I ask you this because the issue I raised should simply be a case parameters redundancy and it should not create any real issue (at least this was my experience).

tkmamidi commented 4 years ago

Thanks for the comment. So, I'm using Hyperband in keras-tuner for tuning my model. I'm using the below command -

tuner = Hyperband(
    tune_layers_model,
    objective='val_accuracy',
    max_epochs = 2,
    hyperband_iterations=1,
    factor = 2,
    #max_trials=3,
    executions_per_trial=1,
    distribution_strategy=tf.distribute.MirroredStrategy(),
    directory='test_dir',
    project_name='b_tune_nn'
)

When I use max_trials, it throws me an error that it can't recognize the argument/paramater. How do I control how many trials I'm running? Please help!

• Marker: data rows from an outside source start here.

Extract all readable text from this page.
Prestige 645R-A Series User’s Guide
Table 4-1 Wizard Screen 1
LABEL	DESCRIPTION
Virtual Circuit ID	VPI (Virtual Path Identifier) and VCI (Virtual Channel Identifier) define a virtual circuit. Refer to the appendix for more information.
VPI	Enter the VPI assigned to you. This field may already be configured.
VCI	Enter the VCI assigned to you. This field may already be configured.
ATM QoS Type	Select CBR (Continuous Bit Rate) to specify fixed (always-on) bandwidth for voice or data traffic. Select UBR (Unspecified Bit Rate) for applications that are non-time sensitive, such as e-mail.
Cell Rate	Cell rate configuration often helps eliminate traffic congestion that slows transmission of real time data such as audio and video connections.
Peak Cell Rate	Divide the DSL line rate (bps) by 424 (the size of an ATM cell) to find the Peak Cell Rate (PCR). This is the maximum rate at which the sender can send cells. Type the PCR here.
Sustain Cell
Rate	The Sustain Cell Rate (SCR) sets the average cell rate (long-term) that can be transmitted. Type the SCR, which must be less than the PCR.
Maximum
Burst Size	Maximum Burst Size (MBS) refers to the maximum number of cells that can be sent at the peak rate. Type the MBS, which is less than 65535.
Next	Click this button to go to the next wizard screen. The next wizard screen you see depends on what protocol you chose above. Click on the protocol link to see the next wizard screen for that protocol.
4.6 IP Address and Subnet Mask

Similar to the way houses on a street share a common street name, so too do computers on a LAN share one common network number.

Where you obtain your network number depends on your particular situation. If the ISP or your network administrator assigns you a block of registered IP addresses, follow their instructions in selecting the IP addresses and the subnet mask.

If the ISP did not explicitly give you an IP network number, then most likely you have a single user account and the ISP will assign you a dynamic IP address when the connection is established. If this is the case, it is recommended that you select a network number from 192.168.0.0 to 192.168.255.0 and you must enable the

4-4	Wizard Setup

vb690 commented 4 years ago

Hi @tkmamidi,

proceeding with order:

  1. I briefly looked at the current version of Keras Tuner documentation and max_trials is not a valid argument for Hyperband anymore(rightfully in my opinion).

  2. If you think about it and look at the details of the algorithm this does make perfect sense: Hyperband compute the maximum number of trials given the resources you allocate for training that in this case is given by max_epochs and hyperband_iterations.

  3. This means you don't have direct control on the number of trials the algorithm will run or better, you can compute that value given the value of max_epochs and hyperband_iterations (again see the resource linked above).

  4. As they suggest in the tutorial you want to set max_epochs to the number of epochs you expect your model will need to converge while also passing a callback for early termination of training (like EarlyStopping for instance). Since Hyperband is based on sampling random configurations of hyper-parameters and iteratively "breeding" the most promising ones you don't want to waste the computational budget allocated at any point of the optimization process (i.e. the trials) to configuration which are not optimal or that reached convergence early on.

  5. I have the felling that also executions_per_trial is not a valid argument (I can't find it even in the Tuner class).

  6. I believe you want to increase your value of max_epochs, at the moment you are sampling from an extremely small pool of random configurations.

Pinging @omalleyt12 for double checking what I've written.

fPkX6F1nGTX commented 2 years ago

I have the felling that also executions_per_trial is not a valid argument (I can't find it even in the Tuner class).

I am currently using HyperBand with two executions per trial. So it is a valid argument @vb690 and its purpose is to allow for averaging out some of the uncontrollable pseudo-randomness from, say, NVIDIA's GPU drivers which have non-deterministic behavior.